Jinnah gave his 14 points in opposition to the proposals made in the Nehru Report. The Fourteen Points were proposed as a constitutional reform plan to safeguard the political rights of Muslims in a self-governing India in 1929. In these points he guaranteed Muslims rights and also propagated the rights of other minorities as well. He stated that 1/3 of the seats in central government should be given to Muslims. Sindh should be separated from Bombay and no bill shall be passed if ¾ of the party disagreed etc. These 14 points were his greatest achievement as they were made the basis of every negotiation made with British or Hindus. They influenced the political thinking of the Muslims for the next two decades. In fact these points now formed the basis of Muslim demands.
Furthermore, Jinnah participated in the round table conferences (RTC’s) of 1930-32. He represented Muslims in these conferences and also gave suggestions for the government of India Act of 1935. The importance of Jinnah’s 14 points can be judged by the fact that these points were presented in the Round Table Conference of 1930.In these conferences he tried to safeguard minority rights, as proposed in his 14 points. Although very little was gained in these RTC’s but Jinnah and other political leaders got experience of how to handle political meetings to set out the demands of future negotiations with Congress and/or the British Government linked to safeguarding the rights of Muslims as proposed in the 14 points.
However, he also achieved much more. After the 1937 elections, Jinnah set out to reform the Muslim League at grass root level and, as a result, membership had grown significantly by mid-1938. Without this growth, the League would have struggled to be recognised by the British as a powerful player in Indian politics, and hence the fortunes of the Pakistan Movement would have possibly failed to bear fruit when it did.
Jinnah’s negotiation with Gandhi placed forward Muslim rights. Gandhi proposed that they both should unite to drag British out of India and then after the British had left they will think about partition. Jinnah rejected this proposal as he wanted to secure partition before British left. Gandhi also stated that factors such as defense and foreign affairs should be transferred to central government but Jinnah wanted them to remain in the hands of provinces as he wanted to safeguard minority rights. In these talks Jinnah made Gandhi realize that the two nation theory is now legal. These talks also raised the status of Jinnah as he negotiated with Gandhi very well. Jinnah made Gandhi and other Hindus realize the importance of the two nation theory and status of Muslims in regard to the Pakistan movement, this further confirmed his point of parting of ways expressed in the 14 points. Gandhi and Jinnah were now aware of each other’s choices and Muslims started working significantly for a separated homeland.

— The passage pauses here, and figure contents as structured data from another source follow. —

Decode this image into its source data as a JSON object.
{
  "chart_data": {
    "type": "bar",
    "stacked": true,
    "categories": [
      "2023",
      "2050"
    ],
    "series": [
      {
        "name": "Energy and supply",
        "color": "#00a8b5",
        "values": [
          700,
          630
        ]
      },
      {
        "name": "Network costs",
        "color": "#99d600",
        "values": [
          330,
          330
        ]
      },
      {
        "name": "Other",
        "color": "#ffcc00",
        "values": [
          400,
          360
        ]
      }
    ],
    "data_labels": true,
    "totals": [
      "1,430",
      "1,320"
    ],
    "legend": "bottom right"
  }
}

Jinnah also rejected the Wavell Plan as it had no reference to formation of Pakistan. It called for voting for the central government which Jinnah knew was unfair as Hindus were in majority.
Jinnah used the Lahore Conference in 1940 to ensure that the Muslim League would only accept a solution to the sub-continent which ensured partition. This was called the Pakistan Resolution. He also opposed the proposals of the Cripps Mission that saw Dominion status for the sub-continent. In doing so he helped ensure the British realised the need to protect Muslim interests as suggested in this 14 points.

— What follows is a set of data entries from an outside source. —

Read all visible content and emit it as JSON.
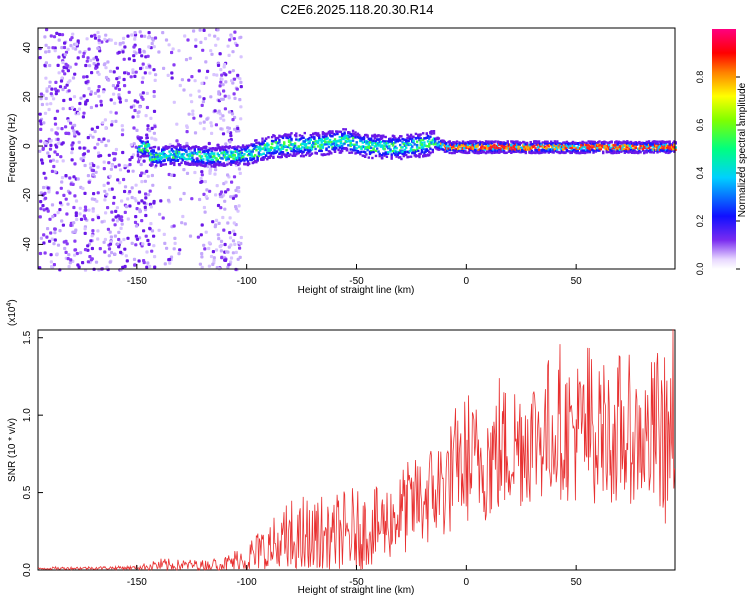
{
  "title": "C2E6.2025.118.20.30.R14",
  "colors": {
    "snr_line": "#e83030",
    "frame": "#000000"
  },
  "chart_data": [
    {
      "type": "heatmap",
      "xlabel": "Height of straight line (km)",
      "ylabel": "Frequency (Hz)",
      "xlim": [
        -195,
        95
      ],
      "ylim": [
        -50,
        48
      ],
      "xticks": [
        -150,
        -100,
        -50,
        0,
        50
      ],
      "yticks": [
        -40,
        -20,
        0,
        20,
        40
      ],
      "colorbar": {
        "label": "Normalized spectral amplitude",
        "range": [
          0,
          1
        ],
        "ticks": [
          "0.0",
          "0.2",
          "0.4",
          "0.6",
          "0.8"
        ],
        "colormap": "rainbow (white→purple→blue→cyan→green→yellow→red→magenta)"
      },
      "ridge": [
        {
          "x": -145,
          "freq": -4
        },
        {
          "x": -130,
          "freq": -3
        },
        {
          "x": -115,
          "freq": -4
        },
        {
          "x": -100,
          "freq": -3
        },
        {
          "x": -90,
          "freq": 0
        },
        {
          "x": -80,
          "freq": 1
        },
        {
          "x": -70,
          "freq": 1
        },
        {
          "x": -60,
          "freq": 2
        },
        {
          "x": -55,
          "freq": 3
        },
        {
          "x": -50,
          "freq": 1
        },
        {
          "x": -40,
          "freq": 0
        },
        {
          "x": -30,
          "freq": 0
        },
        {
          "x": -20,
          "freq": 1
        },
        {
          "x": -15,
          "freq": 2
        },
        {
          "x": -10,
          "freq": 0
        },
        {
          "x": 0,
          "freq": 0
        },
        {
          "x": 20,
          "freq": 0
        },
        {
          "x": 50,
          "freq": 0
        },
        {
          "x": 95,
          "freq": 0
        }
      ]
    },
    {
      "type": "line",
      "xlabel": "Height of straight line (km)",
      "ylabel": "SNR (10 * v/v)",
      "y_multiplier": "(x10",
      "y_multiplier_exp": "4",
      "y_multiplier_close": ")",
      "xlim": [
        -195,
        95
      ],
      "ylim": [
        0,
        1.55
      ],
      "xticks": [
        -150,
        -100,
        -50,
        0,
        50
      ],
      "yticks": [
        "0.0",
        "0.5",
        "1.0",
        "1.5"
      ],
      "series": [
        {
          "x": [
            -195,
            -150,
            -140,
            -120,
            -110,
            -100,
            -90,
            -80,
            -70,
            -60,
            -50,
            -40,
            -30,
            -20,
            -10,
            0,
            10,
            20,
            30,
            40,
            50,
            60,
            70,
            80,
            95
          ],
          "mean": [
            0.01,
            0.015,
            0.03,
            0.03,
            0.04,
            0.07,
            0.12,
            0.16,
            0.18,
            0.2,
            0.24,
            0.28,
            0.36,
            0.45,
            0.55,
            0.68,
            0.72,
            0.8,
            0.86,
            0.9,
            0.9,
            0.88,
            0.86,
            0.85,
            0.84
          ],
          "peak": [
            0.02,
            0.03,
            0.08,
            0.07,
            0.1,
            0.22,
            0.38,
            0.45,
            0.5,
            0.5,
            0.55,
            0.58,
            0.7,
            0.85,
            1.0,
            1.15,
            1.25,
            1.35,
            1.4,
            1.45,
            1.5,
            1.45,
            1.4,
            1.38,
            1.6
          ]
        }
      ]
    }
  ]
}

Based on this discussion it can be stated that what Jinnah achieved was from a vision derived from his 14 points. The rest of the political struggle of Jinnah from 1929 onwards was based on the terms of reference of his 14 points. Each event after 1929 helped in the struggle for the freedom of Muslims whether it was the Muslim League winning every Muslim seat of the Central Assembly; and getting 75 per cent of Muslims’ votes in the provincial assemblies’ election or the British realizing what was the structure of self-rule in India which is acceptable to the Muslims. The rest of the years leading up to the independence in 1947 saw intense political struggle by Jinnah which were guided by his 14 points and therefore it can be stated that his 14 points were his greatest achievement.